The pre-auction estimate for “Beat-up Boy, Football Hero” was $150,000-$250,000. The previous record for a J.C. Leyendecker original was set in December 2020 at Sotheby’s, who sold his cover for the September 6, 1930 The Saturday Evening Post, titled “Carousel Ride” for $516,100.
On the subject of cover illustration, Leyendecker once told The Saturday Evening Post, “It should, therefore, tell its story on one plane, be without realistic perspective and distance…. A cover that carries an explanatory legend defeats itself…The editor prefers the cover to the simple picture because the cover sells more copies of his magazine. It sells more copies because it carries further and hits harder. It hits harder because it is a symbol; it is concentrated and says what it has to say in a straight line. It carries further because a good cover has a distinct silhouette. The reader will notice it at a greater distance. And though he can’t make out the design, still the design will pull him in.”
DALLAS, Texas (May 7, 2021) – Joseph Christian Leyendecker’s Beat-up Boy, Football Hero which appeared on the cover of The Saturday Evening Post on Nov. 21, 1914, sold Friday for $4.12 million, shattering the previous world record for a work by the influential illustrator.

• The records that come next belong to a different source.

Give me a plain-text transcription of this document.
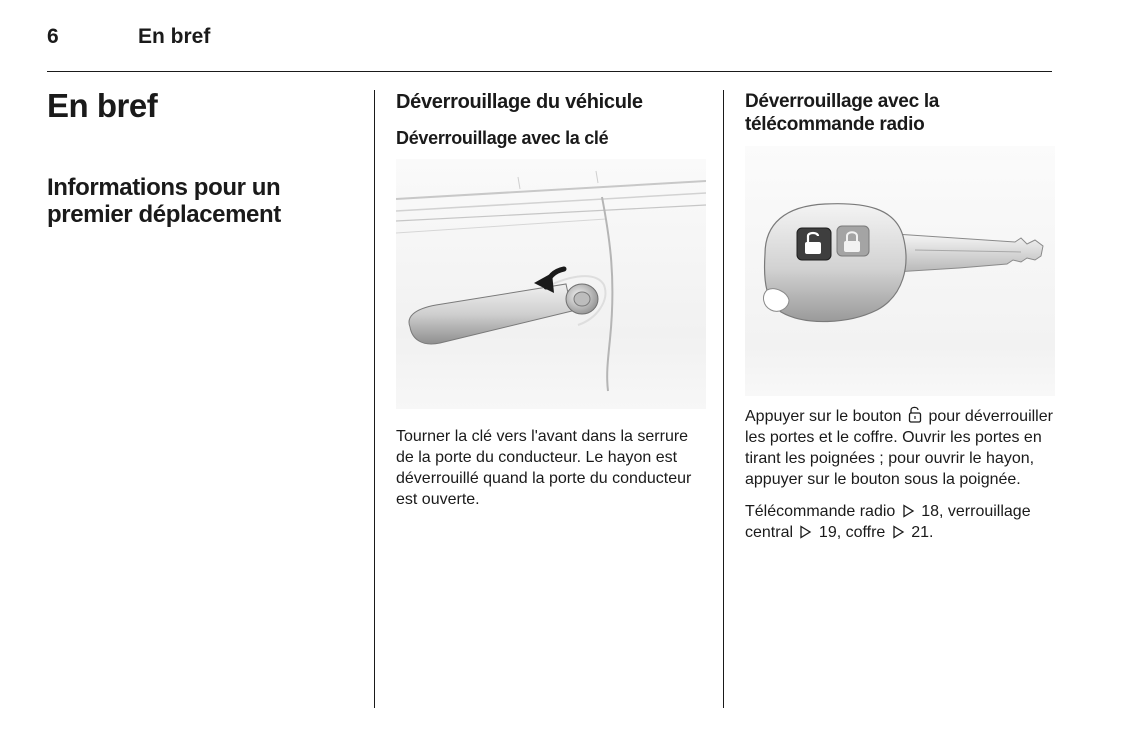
6	En bref
En bref
Informations pour un
premier déplacement
Déverrouillage du véhicule
Déverrouillage avec la clé

Tourner la clé vers l'avant dans la serrure de la porte du conducteur. Le hayon est déverrouillé quand la porte du conducteur est ouverte.

Déverrouillage avec la
télécommande radio

Appuyer sur le bouton  pour déverrouiller les portes et le coffre. Ouvrir les portes en tirant les poignées ; pour ouvrir le hayon, appuyer sur le bouton sous la poignée.

Télécommande radio  18, verrouillage central  19, coffre  21.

The painting was a centerpiece of Heritage Auctions’ May 7 American Art Signature Auction, alongside masterworks by such revered names as Moran, Bierstadt and Rockwell. Numerous records for several significant artists were set throughout the day, as the total for the nearly sold-out American Art event surpassed the $10.7 million mark.
“I always vowed that I would be the first one to sell a million-dollar Leyendecker,” says Aviva Lehmann, Heritage Auctions’ New York City-based Director of American Art, pictured at left with the record-setting painting. “I am honored to have sold this masterwork for $4.1 million. Not only was it a huge day for Heritage, but it was a historic day for American art.”
The previous world record for a J.C. Leyendecker original was set in December, when Sotheby’s sold his 1930 work Carousel Ride for $516,100.
The extraordinary portrait of a bruised, bandaged, scuffed-up but proudly defiant young boy had never before been to auction. In fact, until now this delightful work from the creator of The Arrow Collar Man has resided with one family for nearly a century. And it looks today as it did upon its creation: The painting has never been relined and remains housed on its original stretcher.
It was estimated between $150,000-$250,000, and the bidding opened Friday afternoon at $135,000. But within seconds it became clear this was going to be a piece over which a bidding war would be waged.
The auction room grew loud when the Beat-Up Boy crossed the million-dollar mark; louder still when it surpassed $2 million, then $3 million. And when the hammer fell, when the final price hit $4,121,250, the room erupted in applause.
A Football Hero. And, today, an auction hero.